Bouncyknighter · February 19, 2023, 9:33pm

Hello,
Looking to validate my trained datasets. I have looked into BLEU but it seems like I have to pay for it. Are there any better alternatives around?
Thanks

SamuelLacombe · February 20, 2023, 3:07am

Hello,

None is perfect, but here few of them:

WER
RED
METEOR

Personally, I like to look at BLEU and WER score.

WER stand for Word rate error and contrary to the other metrics it’s not using ngrams, so it does bring a different insights.

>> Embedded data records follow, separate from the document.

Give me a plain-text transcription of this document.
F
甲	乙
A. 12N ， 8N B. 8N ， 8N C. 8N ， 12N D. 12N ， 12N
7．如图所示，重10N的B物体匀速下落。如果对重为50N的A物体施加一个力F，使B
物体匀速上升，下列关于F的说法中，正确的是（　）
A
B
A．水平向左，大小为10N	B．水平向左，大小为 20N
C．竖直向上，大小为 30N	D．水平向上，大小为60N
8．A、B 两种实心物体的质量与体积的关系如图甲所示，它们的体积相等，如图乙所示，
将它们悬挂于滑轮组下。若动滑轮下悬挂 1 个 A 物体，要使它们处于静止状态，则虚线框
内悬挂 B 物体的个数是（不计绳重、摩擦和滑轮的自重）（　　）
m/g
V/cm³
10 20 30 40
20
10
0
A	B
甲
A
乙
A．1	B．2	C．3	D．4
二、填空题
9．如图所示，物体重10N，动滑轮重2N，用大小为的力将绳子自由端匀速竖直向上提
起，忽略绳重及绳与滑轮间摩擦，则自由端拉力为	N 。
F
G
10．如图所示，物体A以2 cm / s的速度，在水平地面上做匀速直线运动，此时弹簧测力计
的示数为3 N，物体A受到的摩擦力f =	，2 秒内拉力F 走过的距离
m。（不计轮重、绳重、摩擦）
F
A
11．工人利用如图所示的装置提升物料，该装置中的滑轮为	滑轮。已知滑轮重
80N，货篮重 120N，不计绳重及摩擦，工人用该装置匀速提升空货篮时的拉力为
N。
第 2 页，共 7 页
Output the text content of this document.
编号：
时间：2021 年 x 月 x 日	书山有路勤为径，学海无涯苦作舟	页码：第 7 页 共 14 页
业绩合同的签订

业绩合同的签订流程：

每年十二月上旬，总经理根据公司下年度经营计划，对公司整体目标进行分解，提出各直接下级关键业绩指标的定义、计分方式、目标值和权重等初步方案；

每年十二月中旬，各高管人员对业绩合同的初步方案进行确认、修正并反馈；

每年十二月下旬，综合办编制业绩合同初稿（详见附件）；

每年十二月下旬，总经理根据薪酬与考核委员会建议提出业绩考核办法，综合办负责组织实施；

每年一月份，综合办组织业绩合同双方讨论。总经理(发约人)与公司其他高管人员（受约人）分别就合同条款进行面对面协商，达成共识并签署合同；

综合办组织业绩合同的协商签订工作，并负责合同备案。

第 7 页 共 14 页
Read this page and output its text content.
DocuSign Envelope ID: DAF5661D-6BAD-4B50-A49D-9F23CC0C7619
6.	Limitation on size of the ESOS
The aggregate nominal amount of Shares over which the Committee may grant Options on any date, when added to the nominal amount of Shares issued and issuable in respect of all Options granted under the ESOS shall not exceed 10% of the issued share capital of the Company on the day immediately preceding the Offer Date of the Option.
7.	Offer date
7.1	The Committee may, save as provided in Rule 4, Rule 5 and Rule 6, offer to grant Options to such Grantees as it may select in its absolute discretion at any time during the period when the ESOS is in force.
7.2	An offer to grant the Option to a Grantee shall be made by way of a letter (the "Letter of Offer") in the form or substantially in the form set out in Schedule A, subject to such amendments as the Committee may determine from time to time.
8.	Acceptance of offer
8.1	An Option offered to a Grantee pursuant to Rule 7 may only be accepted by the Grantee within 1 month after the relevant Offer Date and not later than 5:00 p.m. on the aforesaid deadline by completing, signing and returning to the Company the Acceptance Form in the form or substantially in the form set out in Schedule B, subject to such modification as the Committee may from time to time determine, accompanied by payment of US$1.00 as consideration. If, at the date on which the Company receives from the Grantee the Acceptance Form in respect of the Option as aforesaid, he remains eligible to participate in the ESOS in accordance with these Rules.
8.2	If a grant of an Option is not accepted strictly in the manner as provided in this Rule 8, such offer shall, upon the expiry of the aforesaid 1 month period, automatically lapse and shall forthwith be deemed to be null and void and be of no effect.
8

anderleich · February 20, 2023, 12:22pm

I would suggest having a look at this:

Results of WMT22 Metrics Shared Task: Stop Using BLEU – Neural Metrics Are Better and More Robust

I personally use chrF++ and COMET. Additionally BLEU for comparison with other methods.

SamuelLacombe · February 20, 2023, 7:54pm

If i can had some insight… Depending what you are trying to achieve you might choose a different Score.

If you’r trying to see if a certain translation match the style of your current text and not so much focus on the meaning. BLEU Score will be better in that case.

If you want to create a model which is generic and not custom to a specific translator style then BLEU is for sure not the best way to go.